Я остановился у порога, так как тут же, совсем близко, торчал острыми углами крайний стол, застланный скатертью, и за ним сидели люди. Сняв шапку, оглянулся на дверь, чтоб встретить глазами Ничипора, вошедшего следом и теперь с напряжением прижимавшего дверь, чтоб плотнее закрыть ее. Он предложил мне снять свитку и сам отнес ее куда-то в запечье, потом показал, где сесть за крайним столом.
Все, кто тут был, возможно, и действительно не обратили внимания на мой приход, видно, за крайним столом и до меня часто менялись люди, а я готов был даже поблагодарить каждого знакомого и незнакомого за то, что не глядят на меня, продолжают есть и пить. Немного освоившись, я начал незаметно оглядывать сначала хату, а потом и гостей. Сразу заметил, что на стене, на том самом место, где и раньше, висит портрет Ленина в рамке. Хоть и темновато было в хате — подвешенная под самый потолок лампа больше коптила, чем светила, — хоть и дымновато, ведь даже и мой отец держал в руках самокрутку, но, приглядевшись, можно было заметить, что рамка на портрете, обновленная, подкрашенная, поблескивает лаком, а как только лампа немного качнется или заморгает в ней свет, то на стекле и на самой рамке начинают мелькать слабые лучики.

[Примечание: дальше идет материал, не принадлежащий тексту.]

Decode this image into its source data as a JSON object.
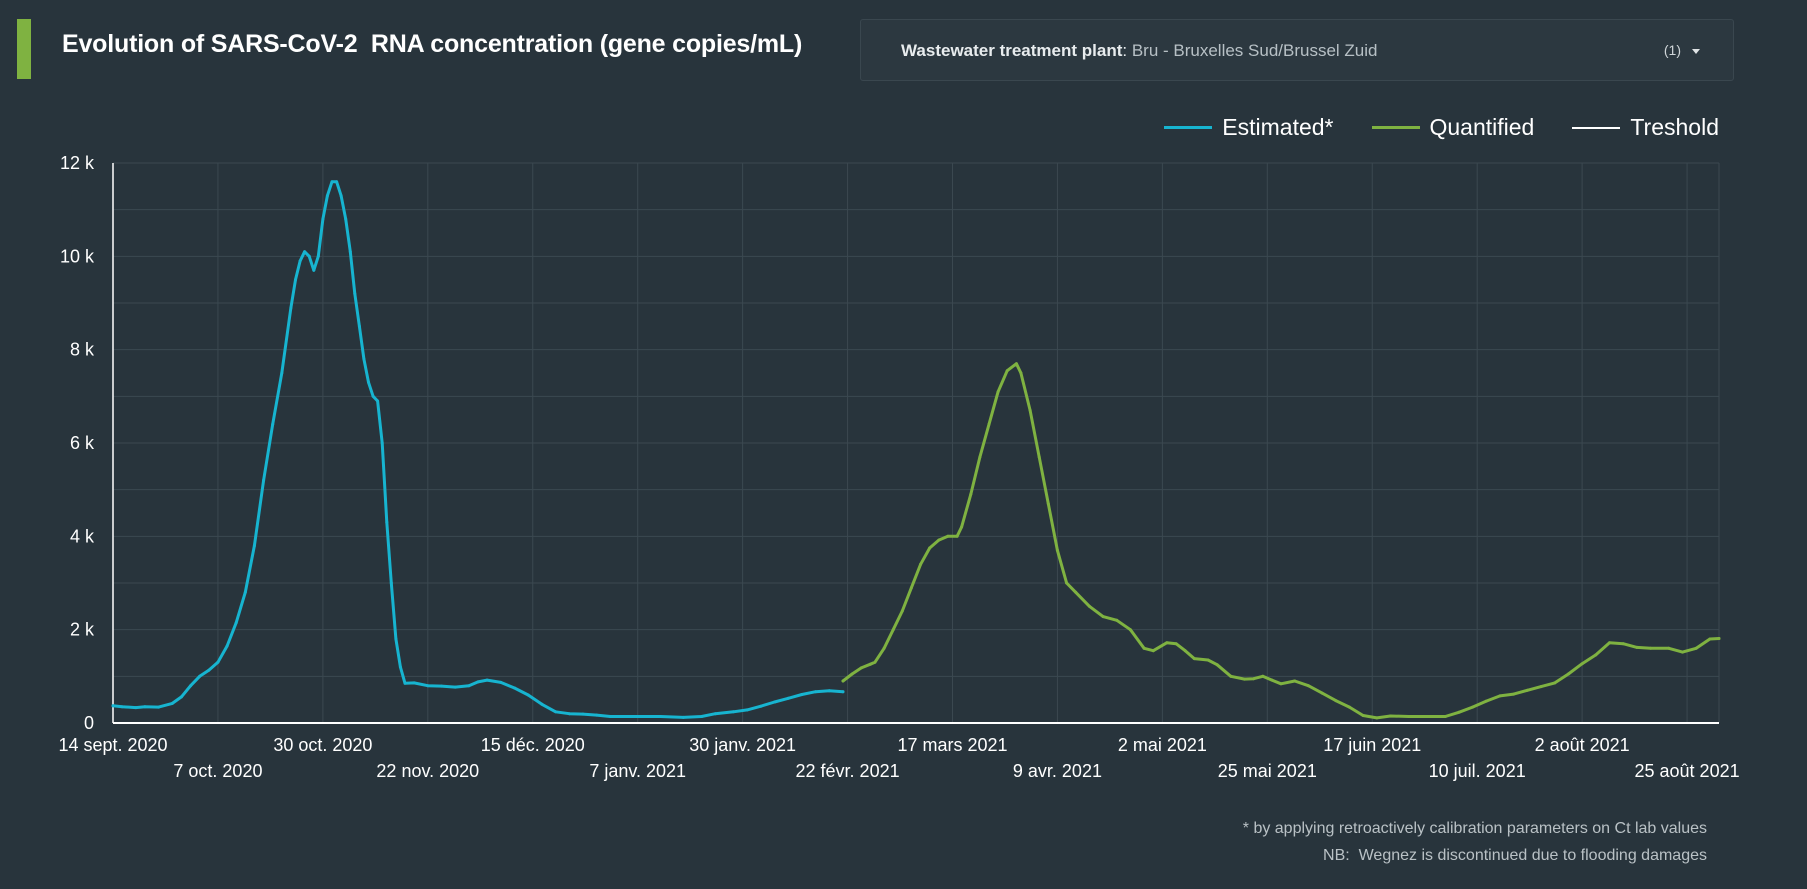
{
  "header": {
    "title": "Evolution of SARS-CoV-2  RNA concentration (gene copies/mL)",
    "accent_color": "#7fb241"
  },
  "filter": {
    "label": "Wastewater treatment plant",
    "separator": ": ",
    "value": "Bru - Bruxelles Sud/Brussel Zuid",
    "count": "(1)",
    "icon": "chevron-down-icon"
  },
  "footnotes": {
    "line1": "* by applying retroactively calibration parameters on Ct lab values",
    "line2": "NB:  Wegnez is discontinued due to flooding damages"
  },
  "chart_data": {
    "type": "line",
    "title": "Evolution of SARS-CoV-2  RNA concentration (gene copies/mL)",
    "xlabel": "",
    "ylabel": "",
    "x_range": [
      "2020-09-14",
      "2021-09-01"
    ],
    "ylim": [
      0,
      12000
    ],
    "grid": true,
    "legend_position": "top-right",
    "y_ticks": [
      {
        "value": 0,
        "label": "0"
      },
      {
        "value": 2000,
        "label": "2 k"
      },
      {
        "value": 4000,
        "label": "4 k"
      },
      {
        "value": 6000,
        "label": "6 k"
      },
      {
        "value": 8000,
        "label": "8 k"
      },
      {
        "value": 10000,
        "label": "10 k"
      },
      {
        "value": 12000,
        "label": "12 k"
      }
    ],
    "x_ticks": [
      {
        "date": "2020-09-14",
        "label": "14 sept. 2020",
        "row": 1
      },
      {
        "date": "2020-10-07",
        "label": "7 oct. 2020",
        "row": 2
      },
      {
        "date": "2020-10-30",
        "label": "30 oct. 2020",
        "row": 1
      },
      {
        "date": "2020-11-22",
        "label": "22 nov. 2020",
        "row": 2
      },
      {
        "date": "2020-12-15",
        "label": "15 déc. 2020",
        "row": 1
      },
      {
        "date": "2021-01-07",
        "label": "7 janv. 2021",
        "row": 2
      },
      {
        "date": "2021-01-30",
        "label": "30 janv. 2021",
        "row": 1
      },
      {
        "date": "2021-02-22",
        "label": "22 févr. 2021",
        "row": 2
      },
      {
        "date": "2021-03-17",
        "label": "17 mars 2021",
        "row": 1
      },
      {
        "date": "2021-04-09",
        "label": "9 avr. 2021",
        "row": 2
      },
      {
        "date": "2021-05-02",
        "label": "2 mai 2021",
        "row": 1
      },
      {
        "date": "2021-05-25",
        "label": "25 mai 2021",
        "row": 2
      },
      {
        "date": "2021-06-17",
        "label": "17 juin 2021",
        "row": 1
      },
      {
        "date": "2021-07-10",
        "label": "10 juil. 2021",
        "row": 2
      },
      {
        "date": "2021-08-02",
        "label": "2 août 2021",
        "row": 1
      },
      {
        "date": "2021-08-25",
        "label": "25 août 2021",
        "row": 2
      }
    ],
    "series": [
      {
        "name": "Estimated*",
        "color": "#17b4d0",
        "points": [
          [
            "2020-09-14",
            370
          ],
          [
            "2020-09-16",
            350
          ],
          [
            "2020-09-19",
            330
          ],
          [
            "2020-09-21",
            350
          ],
          [
            "2020-09-24",
            340
          ],
          [
            "2020-09-27",
            420
          ],
          [
            "2020-09-29",
            560
          ],
          [
            "2020-10-01",
            800
          ],
          [
            "2020-10-03",
            1000
          ],
          [
            "2020-10-05",
            1130
          ],
          [
            "2020-10-07",
            1300
          ],
          [
            "2020-10-09",
            1650
          ],
          [
            "2020-10-11",
            2150
          ],
          [
            "2020-10-13",
            2800
          ],
          [
            "2020-10-15",
            3800
          ],
          [
            "2020-10-17",
            5200
          ],
          [
            "2020-10-19",
            6400
          ],
          [
            "2020-10-21",
            7500
          ],
          [
            "2020-10-23",
            8900
          ],
          [
            "2020-10-24",
            9500
          ],
          [
            "2020-10-25",
            9900
          ],
          [
            "2020-10-26",
            10100
          ],
          [
            "2020-10-27",
            10000
          ],
          [
            "2020-10-28",
            9700
          ],
          [
            "2020-10-29",
            10000
          ],
          [
            "2020-10-30",
            10800
          ],
          [
            "2020-10-31",
            11300
          ],
          [
            "2020-11-01",
            11600
          ],
          [
            "2020-11-02",
            11600
          ],
          [
            "2020-11-03",
            11300
          ],
          [
            "2020-11-04",
            10800
          ],
          [
            "2020-11-05",
            10100
          ],
          [
            "2020-11-06",
            9200
          ],
          [
            "2020-11-07",
            8500
          ],
          [
            "2020-11-08",
            7800
          ],
          [
            "2020-11-09",
            7300
          ],
          [
            "2020-11-10",
            7000
          ],
          [
            "2020-11-11",
            6900
          ],
          [
            "2020-11-12",
            6000
          ],
          [
            "2020-11-13",
            4300
          ],
          [
            "2020-11-14",
            3000
          ],
          [
            "2020-11-15",
            1800
          ],
          [
            "2020-11-16",
            1200
          ],
          [
            "2020-11-17",
            850
          ],
          [
            "2020-11-19",
            860
          ],
          [
            "2020-11-22",
            800
          ],
          [
            "2020-11-25",
            790
          ],
          [
            "2020-11-28",
            770
          ],
          [
            "2020-12-01",
            800
          ],
          [
            "2020-12-03",
            880
          ],
          [
            "2020-12-05",
            920
          ],
          [
            "2020-12-08",
            870
          ],
          [
            "2020-12-11",
            750
          ],
          [
            "2020-12-14",
            600
          ],
          [
            "2020-12-17",
            400
          ],
          [
            "2020-12-20",
            240
          ],
          [
            "2020-12-23",
            200
          ],
          [
            "2020-12-26",
            190
          ],
          [
            "2020-12-29",
            170
          ],
          [
            "2021-01-01",
            140
          ],
          [
            "2021-01-07",
            140
          ],
          [
            "2021-01-12",
            140
          ],
          [
            "2021-01-17",
            120
          ],
          [
            "2021-01-21",
            140
          ],
          [
            "2021-01-24",
            200
          ],
          [
            "2021-01-28",
            240
          ],
          [
            "2021-01-31",
            280
          ],
          [
            "2021-02-03",
            360
          ],
          [
            "2021-02-06",
            450
          ],
          [
            "2021-02-09",
            530
          ],
          [
            "2021-02-12",
            610
          ],
          [
            "2021-02-15",
            670
          ],
          [
            "2021-02-18",
            690
          ],
          [
            "2021-02-21",
            670
          ]
        ]
      },
      {
        "name": "Quantified",
        "color": "#7fb241",
        "points": [
          [
            "2021-02-21",
            900
          ],
          [
            "2021-02-23",
            1050
          ],
          [
            "2021-02-25",
            1180
          ],
          [
            "2021-02-27",
            1260
          ],
          [
            "2021-02-28",
            1300
          ],
          [
            "2021-03-02",
            1600
          ],
          [
            "2021-03-04",
            2000
          ],
          [
            "2021-03-06",
            2400
          ],
          [
            "2021-03-08",
            2900
          ],
          [
            "2021-03-10",
            3400
          ],
          [
            "2021-03-12",
            3750
          ],
          [
            "2021-03-14",
            3920
          ],
          [
            "2021-03-16",
            4000
          ],
          [
            "2021-03-18",
            4000
          ],
          [
            "2021-03-19",
            4200
          ],
          [
            "2021-03-21",
            4900
          ],
          [
            "2021-03-23",
            5700
          ],
          [
            "2021-03-25",
            6400
          ],
          [
            "2021-03-27",
            7100
          ],
          [
            "2021-03-29",
            7550
          ],
          [
            "2021-03-31",
            7700
          ],
          [
            "2021-04-01",
            7500
          ],
          [
            "2021-04-03",
            6700
          ],
          [
            "2021-04-05",
            5700
          ],
          [
            "2021-04-07",
            4700
          ],
          [
            "2021-04-09",
            3700
          ],
          [
            "2021-04-11",
            3000
          ],
          [
            "2021-04-13",
            2800
          ],
          [
            "2021-04-16",
            2500
          ],
          [
            "2021-04-19",
            2280
          ],
          [
            "2021-04-22",
            2200
          ],
          [
            "2021-04-25",
            2000
          ],
          [
            "2021-04-28",
            1600
          ],
          [
            "2021-04-30",
            1550
          ],
          [
            "2021-05-03",
            1720
          ],
          [
            "2021-05-05",
            1700
          ],
          [
            "2021-05-07",
            1550
          ],
          [
            "2021-05-09",
            1380
          ],
          [
            "2021-05-12",
            1350
          ],
          [
            "2021-05-14",
            1250
          ],
          [
            "2021-05-17",
            1000
          ],
          [
            "2021-05-20",
            940
          ],
          [
            "2021-05-22",
            950
          ],
          [
            "2021-05-24",
            1000
          ],
          [
            "2021-05-26",
            920
          ],
          [
            "2021-05-28",
            840
          ],
          [
            "2021-05-31",
            900
          ],
          [
            "2021-06-03",
            800
          ],
          [
            "2021-06-06",
            640
          ],
          [
            "2021-06-09",
            480
          ],
          [
            "2021-06-12",
            340
          ],
          [
            "2021-06-15",
            160
          ],
          [
            "2021-06-18",
            110
          ],
          [
            "2021-06-21",
            150
          ],
          [
            "2021-06-25",
            140
          ],
          [
            "2021-06-29",
            140
          ],
          [
            "2021-07-03",
            140
          ],
          [
            "2021-07-06",
            230
          ],
          [
            "2021-07-09",
            340
          ],
          [
            "2021-07-12",
            470
          ],
          [
            "2021-07-15",
            580
          ],
          [
            "2021-07-18",
            620
          ],
          [
            "2021-07-21",
            700
          ],
          [
            "2021-07-24",
            780
          ],
          [
            "2021-07-27",
            860
          ],
          [
            "2021-07-30",
            1050
          ],
          [
            "2021-08-02",
            1270
          ],
          [
            "2021-08-05",
            1460
          ],
          [
            "2021-08-08",
            1720
          ],
          [
            "2021-08-11",
            1700
          ],
          [
            "2021-08-14",
            1620
          ],
          [
            "2021-08-17",
            1600
          ],
          [
            "2021-08-21",
            1600
          ],
          [
            "2021-08-24",
            1520
          ],
          [
            "2021-08-27",
            1600
          ],
          [
            "2021-08-30",
            1800
          ],
          [
            "2021-09-01",
            1810
          ]
        ]
      },
      {
        "name": "Treshold",
        "color": "#ffffff",
        "points": []
      }
    ]
  }
}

Шевельнулась рябенькая ширмочка, прикрывавшая вход в боковушку. Ширмочка та самая, что была и раньше, только выглядела немного бледней, горошинки и цветки на ней полиняли. Я вздрогнул от внезапного удивления: показалось, что вот-вот выйдет из боковушки Лида. Это ее боковушка, ее ширмочка, там, наверно, и кровать ее стоит, хорошо застеленная, с двумя высоко взбитыми подушками.